Cosa accadrà nel Partito Democratico. Intanto quei pochi che hanno parlato, dicono che il Pd in consiglio comunale sarà dove gli elettori lo hanno mandato, cioè all’opposizione. Il Pd all’opposizione in consiglio comunale? Cioè Iacovacci, segretario provinciale dei metalmeccanici Ugl, che ha sbaragliato con le sue preferenze i candidati del Pd e grazie ai suoi voti e a quelli degli altri suoi candidati prima ha consentito alla lista del Pd di essere completata e presentata, poi grazie ai suoi voti ha evitato la disfatta: senza questi voti, il Pd ad Avellino è un partito che vale tra il 7 e l’8%.

Giuseppe Di Guglielmo

Appaiono dunque surreali le dichiarazioni del segretario provinciale Di Guglielmo, che almeno è l’unico a parlare il giorno dopo: “Non siamo riusciti a compiere l’ultimo passo ma abbiamo rimesso al centro la politica e i contenuti”. A Di Guglielmo se non altro va dato atto dello sprezzo del pericolo e un po’ anche del ridicolo. Aggravato dal fatto che lo stesso cita “la vittoria importantissima di Ariano Irpino”. Cita Ariano, cioè il contrario di quello che hanno fatto e deciso ad Avellino. Di Guglielmo, che mi pare essere comunque l’ultimo dei problemi che ha il Partito Democratico, prima di ogni altra considerazione avrebbe dovuto pronunciare due brevi parole in fila: “Mi dimetto”. Si fa così, si dice questo quando si incassano sconfitte politiche perseguite e ricercate con ostinazione. Sarebbe stato ed è un atto formale dignitoso e responsabile, oltre i suoi esiti e le sue conseguenze pratiche.

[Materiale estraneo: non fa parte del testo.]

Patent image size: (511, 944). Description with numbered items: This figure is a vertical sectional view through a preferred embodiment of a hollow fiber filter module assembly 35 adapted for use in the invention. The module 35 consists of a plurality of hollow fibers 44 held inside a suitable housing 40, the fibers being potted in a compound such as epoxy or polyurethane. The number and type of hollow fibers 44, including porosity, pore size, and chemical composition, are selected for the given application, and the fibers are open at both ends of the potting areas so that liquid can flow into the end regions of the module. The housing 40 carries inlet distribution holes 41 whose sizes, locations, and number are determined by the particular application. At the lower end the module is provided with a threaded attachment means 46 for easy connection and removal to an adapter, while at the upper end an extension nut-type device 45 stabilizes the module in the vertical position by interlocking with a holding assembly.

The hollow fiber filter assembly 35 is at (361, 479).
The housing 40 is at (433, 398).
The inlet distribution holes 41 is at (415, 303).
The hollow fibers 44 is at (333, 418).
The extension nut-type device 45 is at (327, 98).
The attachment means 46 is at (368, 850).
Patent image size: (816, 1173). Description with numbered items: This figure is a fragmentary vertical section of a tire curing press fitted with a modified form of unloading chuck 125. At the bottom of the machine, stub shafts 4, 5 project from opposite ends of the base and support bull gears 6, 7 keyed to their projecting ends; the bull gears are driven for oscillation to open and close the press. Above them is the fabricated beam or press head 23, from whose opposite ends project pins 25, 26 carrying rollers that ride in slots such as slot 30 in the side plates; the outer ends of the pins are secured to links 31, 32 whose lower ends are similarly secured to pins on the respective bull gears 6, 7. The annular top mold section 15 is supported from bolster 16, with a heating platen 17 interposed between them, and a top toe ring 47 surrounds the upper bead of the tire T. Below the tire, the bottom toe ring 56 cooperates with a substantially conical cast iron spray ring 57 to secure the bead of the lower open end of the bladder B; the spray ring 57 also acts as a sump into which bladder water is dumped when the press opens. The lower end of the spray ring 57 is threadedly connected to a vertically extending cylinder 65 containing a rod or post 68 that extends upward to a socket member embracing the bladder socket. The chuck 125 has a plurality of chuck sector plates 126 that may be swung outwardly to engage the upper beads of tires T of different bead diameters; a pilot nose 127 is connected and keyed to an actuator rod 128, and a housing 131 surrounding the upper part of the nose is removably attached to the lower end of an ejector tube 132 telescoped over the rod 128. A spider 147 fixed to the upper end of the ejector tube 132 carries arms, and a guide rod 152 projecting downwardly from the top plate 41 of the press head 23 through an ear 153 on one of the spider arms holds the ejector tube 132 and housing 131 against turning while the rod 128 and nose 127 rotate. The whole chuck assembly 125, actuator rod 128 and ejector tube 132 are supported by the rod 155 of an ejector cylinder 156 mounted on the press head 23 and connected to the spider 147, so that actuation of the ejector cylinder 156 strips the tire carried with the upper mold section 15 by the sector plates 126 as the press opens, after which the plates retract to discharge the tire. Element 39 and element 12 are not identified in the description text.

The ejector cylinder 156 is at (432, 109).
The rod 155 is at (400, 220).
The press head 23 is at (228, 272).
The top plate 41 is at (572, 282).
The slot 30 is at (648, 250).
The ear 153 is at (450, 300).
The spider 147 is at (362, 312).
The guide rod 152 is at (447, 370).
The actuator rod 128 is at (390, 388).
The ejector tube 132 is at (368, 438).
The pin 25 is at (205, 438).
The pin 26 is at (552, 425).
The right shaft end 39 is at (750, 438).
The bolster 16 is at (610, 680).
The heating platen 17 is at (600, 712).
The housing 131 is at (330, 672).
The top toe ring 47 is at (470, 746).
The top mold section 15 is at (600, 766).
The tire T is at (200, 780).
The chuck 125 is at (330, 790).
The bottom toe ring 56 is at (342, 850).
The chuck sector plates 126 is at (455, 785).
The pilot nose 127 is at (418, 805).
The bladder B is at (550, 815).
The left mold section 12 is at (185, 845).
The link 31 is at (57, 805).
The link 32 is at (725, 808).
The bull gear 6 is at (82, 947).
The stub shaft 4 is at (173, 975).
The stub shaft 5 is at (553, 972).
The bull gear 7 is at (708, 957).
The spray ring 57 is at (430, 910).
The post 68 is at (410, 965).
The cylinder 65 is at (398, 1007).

Tra l’altro il segretario provinciale è stato il parafulmine, il front man di responsabilità politiche ben più consistenti di cui altri dovrebbero essere chiamati a rispondere prima ancora che dare spiegazioni. E che in queste ore ancora tacciono, confermando Tacito: la vittoria ha molti padri; la sconfitta è orfana.

Nicola Zingaretti

Qualche giorno prima della chiusura della campagna elettorale, Nicola Zingaretti, da un paese del salernitano, interrogato sul caso Avellino, aveva detto: “Ce ne occuperemo dopo il voto”. Penso che il segretario nazionale del Pd oggi ha tutti gli estremi per arrivare ad una decisione che a prescindere da quanto decideranno di fare i residui protagonisti locali rimasti, avrà conseguenze che non saranno di poco conto.

Il voto di ieri ad Avellino chiude anche definitivamente una serie di parabole, delle quali parleremo domani.